Entrevista a Shailene Woodley, a jovem atriz de «Os Descendentes»

(Fotos: Divulgação)

É a descoberta de «Os Descendentes», o filme que poderá dar outro Óscar a George Clooney. Ela própria está na corrida…

Aos 19 anos, foi a ‘filha’ de George Clooney em Descendentes e uma das mais saborosas promessas dos últimos tempos. Que poderemos (e devemos) descobrir. Sincera, divertida e bonita.

É verdade que tinha apenas cinco anos quando um agente a descobriu e a contratou de imediato?

Acho que nessa altura não se tratava de talento, mas sim o meu corte de cabelo atrevido. O que posso dizer é que estou muito grata pela experiência que pude ter. Eu nem sequer sabia que iria ou queria ser uma atriz. É verdade que costumava ir a muitas audições, mas não era nenhum sonho que tivesse.

Mas gosta de ser atriz, presumo…

Sim, mas enquanto não me aborrecer. Porque nesse dia, eu desisto. Você escreve, os pintores pintam. Eu gosto de representar. É o meu escape criativo. Mas nunca vi muitos filmes.

Como foi a reação ao saber que o seu próximo trabalho seria passar uns meses no Havai e trabalhar com o George Clooney?
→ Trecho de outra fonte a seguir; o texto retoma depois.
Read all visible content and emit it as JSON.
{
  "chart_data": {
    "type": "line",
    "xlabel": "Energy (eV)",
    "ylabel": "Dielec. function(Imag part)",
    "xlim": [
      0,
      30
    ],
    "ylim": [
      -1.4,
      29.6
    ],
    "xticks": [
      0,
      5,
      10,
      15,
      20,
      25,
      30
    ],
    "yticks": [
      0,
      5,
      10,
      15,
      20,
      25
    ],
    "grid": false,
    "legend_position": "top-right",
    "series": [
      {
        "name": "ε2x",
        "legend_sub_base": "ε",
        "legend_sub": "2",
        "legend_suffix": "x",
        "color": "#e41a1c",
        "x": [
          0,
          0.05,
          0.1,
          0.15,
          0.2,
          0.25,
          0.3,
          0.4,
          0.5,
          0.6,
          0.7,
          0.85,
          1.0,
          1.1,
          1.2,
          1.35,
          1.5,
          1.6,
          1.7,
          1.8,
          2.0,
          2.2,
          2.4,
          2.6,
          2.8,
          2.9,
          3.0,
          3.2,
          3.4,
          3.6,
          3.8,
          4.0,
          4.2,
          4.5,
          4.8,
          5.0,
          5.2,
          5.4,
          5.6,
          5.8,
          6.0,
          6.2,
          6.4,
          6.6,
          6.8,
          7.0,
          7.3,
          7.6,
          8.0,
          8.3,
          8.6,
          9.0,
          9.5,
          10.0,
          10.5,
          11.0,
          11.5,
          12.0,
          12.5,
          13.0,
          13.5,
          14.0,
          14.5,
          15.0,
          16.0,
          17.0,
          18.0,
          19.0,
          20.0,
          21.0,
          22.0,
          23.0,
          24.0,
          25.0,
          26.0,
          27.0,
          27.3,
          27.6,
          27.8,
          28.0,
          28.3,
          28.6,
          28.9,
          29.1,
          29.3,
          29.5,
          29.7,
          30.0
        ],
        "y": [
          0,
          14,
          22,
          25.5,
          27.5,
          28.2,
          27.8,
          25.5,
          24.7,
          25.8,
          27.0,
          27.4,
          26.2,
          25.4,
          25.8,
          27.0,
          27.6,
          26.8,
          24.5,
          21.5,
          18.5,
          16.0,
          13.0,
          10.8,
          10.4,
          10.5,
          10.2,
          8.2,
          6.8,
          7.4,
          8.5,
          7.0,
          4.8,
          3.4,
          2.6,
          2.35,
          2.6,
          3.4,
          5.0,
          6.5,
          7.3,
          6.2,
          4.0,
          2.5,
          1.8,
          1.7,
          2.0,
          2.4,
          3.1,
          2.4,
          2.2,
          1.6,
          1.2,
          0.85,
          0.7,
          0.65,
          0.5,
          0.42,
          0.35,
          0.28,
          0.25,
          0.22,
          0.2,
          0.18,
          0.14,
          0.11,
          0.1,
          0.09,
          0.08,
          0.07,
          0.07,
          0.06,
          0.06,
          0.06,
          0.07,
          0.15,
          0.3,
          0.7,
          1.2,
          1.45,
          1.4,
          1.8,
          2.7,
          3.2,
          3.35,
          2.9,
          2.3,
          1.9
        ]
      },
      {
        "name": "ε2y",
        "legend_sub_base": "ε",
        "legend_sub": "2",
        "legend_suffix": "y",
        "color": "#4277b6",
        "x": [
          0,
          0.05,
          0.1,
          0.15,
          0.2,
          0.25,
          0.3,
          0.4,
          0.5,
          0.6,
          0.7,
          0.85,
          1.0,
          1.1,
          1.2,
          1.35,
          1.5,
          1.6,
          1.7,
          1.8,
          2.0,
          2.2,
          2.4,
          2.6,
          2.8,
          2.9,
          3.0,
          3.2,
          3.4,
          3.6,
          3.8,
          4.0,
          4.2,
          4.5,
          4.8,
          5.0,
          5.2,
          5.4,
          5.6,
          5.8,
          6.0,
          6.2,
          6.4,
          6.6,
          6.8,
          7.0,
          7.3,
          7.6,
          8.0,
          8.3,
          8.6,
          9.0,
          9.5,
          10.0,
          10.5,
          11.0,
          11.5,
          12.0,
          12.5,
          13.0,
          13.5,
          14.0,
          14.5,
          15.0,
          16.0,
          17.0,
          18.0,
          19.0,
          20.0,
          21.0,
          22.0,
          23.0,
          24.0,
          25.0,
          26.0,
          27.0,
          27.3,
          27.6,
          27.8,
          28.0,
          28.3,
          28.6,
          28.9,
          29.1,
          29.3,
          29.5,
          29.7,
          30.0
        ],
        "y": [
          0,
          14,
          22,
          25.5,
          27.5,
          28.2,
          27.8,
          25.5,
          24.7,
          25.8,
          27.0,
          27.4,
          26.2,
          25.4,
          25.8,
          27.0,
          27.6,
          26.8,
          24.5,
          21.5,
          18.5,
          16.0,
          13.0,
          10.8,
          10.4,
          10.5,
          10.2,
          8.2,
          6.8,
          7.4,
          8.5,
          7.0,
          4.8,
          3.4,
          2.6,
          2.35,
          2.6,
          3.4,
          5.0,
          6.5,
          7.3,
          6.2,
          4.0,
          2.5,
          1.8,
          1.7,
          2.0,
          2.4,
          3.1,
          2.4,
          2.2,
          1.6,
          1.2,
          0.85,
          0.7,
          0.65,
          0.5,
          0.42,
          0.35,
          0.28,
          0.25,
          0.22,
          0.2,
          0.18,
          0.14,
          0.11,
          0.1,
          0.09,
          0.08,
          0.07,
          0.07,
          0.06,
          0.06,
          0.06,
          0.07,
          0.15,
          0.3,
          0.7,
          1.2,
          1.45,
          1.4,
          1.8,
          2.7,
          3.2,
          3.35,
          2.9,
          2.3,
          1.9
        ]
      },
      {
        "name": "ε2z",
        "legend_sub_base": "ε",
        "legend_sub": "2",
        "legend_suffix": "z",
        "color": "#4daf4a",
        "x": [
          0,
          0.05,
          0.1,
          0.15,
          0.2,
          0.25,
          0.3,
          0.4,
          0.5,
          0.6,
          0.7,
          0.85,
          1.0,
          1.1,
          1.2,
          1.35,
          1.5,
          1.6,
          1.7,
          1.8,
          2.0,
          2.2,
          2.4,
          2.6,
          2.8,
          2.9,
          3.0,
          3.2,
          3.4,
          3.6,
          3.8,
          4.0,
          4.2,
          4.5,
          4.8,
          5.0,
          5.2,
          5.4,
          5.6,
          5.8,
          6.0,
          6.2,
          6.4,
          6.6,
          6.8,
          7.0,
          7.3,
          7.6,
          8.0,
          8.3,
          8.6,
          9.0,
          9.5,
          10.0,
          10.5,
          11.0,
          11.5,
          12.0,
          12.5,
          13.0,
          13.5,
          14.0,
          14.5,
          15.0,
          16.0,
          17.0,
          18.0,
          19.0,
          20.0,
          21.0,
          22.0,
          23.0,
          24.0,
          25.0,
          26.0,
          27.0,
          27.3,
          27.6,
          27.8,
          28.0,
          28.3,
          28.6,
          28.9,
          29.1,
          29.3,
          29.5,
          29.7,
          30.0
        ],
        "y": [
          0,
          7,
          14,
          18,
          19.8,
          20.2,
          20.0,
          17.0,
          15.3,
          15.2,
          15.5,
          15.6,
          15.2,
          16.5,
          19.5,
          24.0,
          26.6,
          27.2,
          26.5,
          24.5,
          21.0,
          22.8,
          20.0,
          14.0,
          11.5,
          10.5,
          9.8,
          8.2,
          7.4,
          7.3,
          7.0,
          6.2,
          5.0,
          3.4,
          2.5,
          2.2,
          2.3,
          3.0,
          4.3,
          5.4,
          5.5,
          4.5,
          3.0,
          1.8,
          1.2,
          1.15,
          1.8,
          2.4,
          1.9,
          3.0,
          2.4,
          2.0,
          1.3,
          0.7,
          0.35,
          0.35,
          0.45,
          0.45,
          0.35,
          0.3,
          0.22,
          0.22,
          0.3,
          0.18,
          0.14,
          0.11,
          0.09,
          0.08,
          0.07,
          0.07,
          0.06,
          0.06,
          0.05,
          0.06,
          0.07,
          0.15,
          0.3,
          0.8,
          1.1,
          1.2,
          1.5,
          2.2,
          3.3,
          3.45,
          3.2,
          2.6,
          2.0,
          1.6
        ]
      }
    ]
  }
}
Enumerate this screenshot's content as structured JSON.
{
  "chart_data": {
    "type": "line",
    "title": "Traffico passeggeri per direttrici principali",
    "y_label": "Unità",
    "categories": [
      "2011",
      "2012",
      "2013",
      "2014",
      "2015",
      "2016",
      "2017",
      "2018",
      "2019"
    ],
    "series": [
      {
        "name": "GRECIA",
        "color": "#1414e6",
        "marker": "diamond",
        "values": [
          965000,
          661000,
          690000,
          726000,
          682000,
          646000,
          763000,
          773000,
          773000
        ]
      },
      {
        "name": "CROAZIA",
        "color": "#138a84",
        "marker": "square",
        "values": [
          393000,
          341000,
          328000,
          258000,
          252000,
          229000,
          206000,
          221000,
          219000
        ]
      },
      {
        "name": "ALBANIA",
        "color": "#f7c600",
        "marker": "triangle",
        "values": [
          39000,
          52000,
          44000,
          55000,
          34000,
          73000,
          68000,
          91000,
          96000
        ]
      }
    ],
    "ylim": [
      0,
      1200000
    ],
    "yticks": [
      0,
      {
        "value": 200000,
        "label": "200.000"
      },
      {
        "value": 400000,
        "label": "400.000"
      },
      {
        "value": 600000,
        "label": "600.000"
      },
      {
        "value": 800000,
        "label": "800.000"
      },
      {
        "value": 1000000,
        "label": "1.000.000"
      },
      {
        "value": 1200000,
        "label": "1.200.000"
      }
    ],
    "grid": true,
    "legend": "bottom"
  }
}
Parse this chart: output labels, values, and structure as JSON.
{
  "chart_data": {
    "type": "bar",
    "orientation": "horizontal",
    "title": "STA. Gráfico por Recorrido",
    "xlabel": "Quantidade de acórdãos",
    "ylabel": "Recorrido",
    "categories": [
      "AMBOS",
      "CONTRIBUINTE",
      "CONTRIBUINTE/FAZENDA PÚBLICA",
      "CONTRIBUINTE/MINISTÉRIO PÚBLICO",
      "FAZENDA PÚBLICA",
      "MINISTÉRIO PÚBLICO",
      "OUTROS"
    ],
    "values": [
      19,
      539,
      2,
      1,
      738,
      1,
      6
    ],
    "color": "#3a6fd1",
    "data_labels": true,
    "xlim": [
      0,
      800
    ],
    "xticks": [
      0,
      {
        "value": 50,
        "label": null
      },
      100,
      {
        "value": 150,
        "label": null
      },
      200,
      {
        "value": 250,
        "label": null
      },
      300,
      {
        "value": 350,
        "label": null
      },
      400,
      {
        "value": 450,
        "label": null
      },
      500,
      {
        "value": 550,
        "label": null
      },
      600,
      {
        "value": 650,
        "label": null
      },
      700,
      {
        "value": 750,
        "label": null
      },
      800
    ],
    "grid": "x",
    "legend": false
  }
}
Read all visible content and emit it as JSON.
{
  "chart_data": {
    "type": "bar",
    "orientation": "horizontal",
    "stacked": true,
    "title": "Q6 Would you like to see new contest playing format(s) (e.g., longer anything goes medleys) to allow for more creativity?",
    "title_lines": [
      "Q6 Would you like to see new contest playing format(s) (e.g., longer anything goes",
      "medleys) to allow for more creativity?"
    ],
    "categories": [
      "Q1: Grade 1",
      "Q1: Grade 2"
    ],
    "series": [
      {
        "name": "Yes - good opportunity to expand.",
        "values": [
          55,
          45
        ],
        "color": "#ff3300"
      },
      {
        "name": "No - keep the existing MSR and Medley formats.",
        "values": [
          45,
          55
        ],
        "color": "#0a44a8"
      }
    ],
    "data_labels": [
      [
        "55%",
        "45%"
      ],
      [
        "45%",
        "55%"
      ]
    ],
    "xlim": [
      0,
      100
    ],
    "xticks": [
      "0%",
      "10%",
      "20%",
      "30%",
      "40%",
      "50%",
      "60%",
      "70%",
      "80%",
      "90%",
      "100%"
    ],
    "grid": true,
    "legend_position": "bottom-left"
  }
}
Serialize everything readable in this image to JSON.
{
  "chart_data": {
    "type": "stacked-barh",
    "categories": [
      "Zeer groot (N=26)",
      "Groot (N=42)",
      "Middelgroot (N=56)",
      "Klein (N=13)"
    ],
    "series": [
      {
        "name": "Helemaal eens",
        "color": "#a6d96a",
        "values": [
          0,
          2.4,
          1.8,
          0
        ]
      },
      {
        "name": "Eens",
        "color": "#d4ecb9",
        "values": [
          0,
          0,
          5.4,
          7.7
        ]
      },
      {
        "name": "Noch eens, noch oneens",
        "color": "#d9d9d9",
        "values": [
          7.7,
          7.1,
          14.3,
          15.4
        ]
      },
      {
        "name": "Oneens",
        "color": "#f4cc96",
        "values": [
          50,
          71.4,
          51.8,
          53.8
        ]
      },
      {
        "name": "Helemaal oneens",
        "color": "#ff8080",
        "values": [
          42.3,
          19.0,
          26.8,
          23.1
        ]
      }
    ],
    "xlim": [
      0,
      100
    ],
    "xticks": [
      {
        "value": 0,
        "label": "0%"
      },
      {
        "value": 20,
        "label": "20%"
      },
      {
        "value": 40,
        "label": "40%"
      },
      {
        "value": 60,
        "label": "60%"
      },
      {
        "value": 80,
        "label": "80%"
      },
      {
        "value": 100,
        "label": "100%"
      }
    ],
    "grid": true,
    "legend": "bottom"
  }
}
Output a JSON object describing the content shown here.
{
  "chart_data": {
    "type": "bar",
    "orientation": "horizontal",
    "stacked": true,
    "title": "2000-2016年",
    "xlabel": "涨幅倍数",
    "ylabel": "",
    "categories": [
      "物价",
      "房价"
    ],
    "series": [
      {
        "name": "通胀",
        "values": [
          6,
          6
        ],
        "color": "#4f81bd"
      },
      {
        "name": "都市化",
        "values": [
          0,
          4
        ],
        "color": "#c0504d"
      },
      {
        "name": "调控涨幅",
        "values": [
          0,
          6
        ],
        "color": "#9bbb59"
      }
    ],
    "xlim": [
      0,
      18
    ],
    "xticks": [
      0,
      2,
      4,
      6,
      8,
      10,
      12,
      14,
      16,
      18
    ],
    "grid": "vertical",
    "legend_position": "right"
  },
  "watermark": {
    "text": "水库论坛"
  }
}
Foi muito divertido. Foi uma história divertida.

Sentiu-se intimidada por trabalhar com ele? Sobretudo quando faz de seu pai?

Não, nada. Estava nervosa, é claro. Até o conhecer, em que me deu um enorme abraço. Um momento em que esse desconforto saiu pela janela. É um excelente ator, mas sobretudo uma excelente pessoa. Éramos todos iguais.

Como foi ele como ‘pai’?

Acho que é como eu pensaria que ele fosse enquanto pai. Descontraído, mas uma pessoa que ouvimos sem hesitação. Até porque é muito divertido. E acho que tem um lado paternal. Ainda que compreenda porque não quis ter filhos, pois tem uma vida tão agitada. Mais comigo senti-me muito protegida. Queria que fosse uma experiência boa para mim.

Qual é a sua atriz favorita?

Gosto muito da Natalie Portman. Acho que é a melhor atriz do mundo. Gosto dela há muito dela. Gosto das decisões que toma. E gosto muito também do James Franco. São dois atores que mais gosto de ver. A Felicity Huffman e a Meryl Streep, obviamente.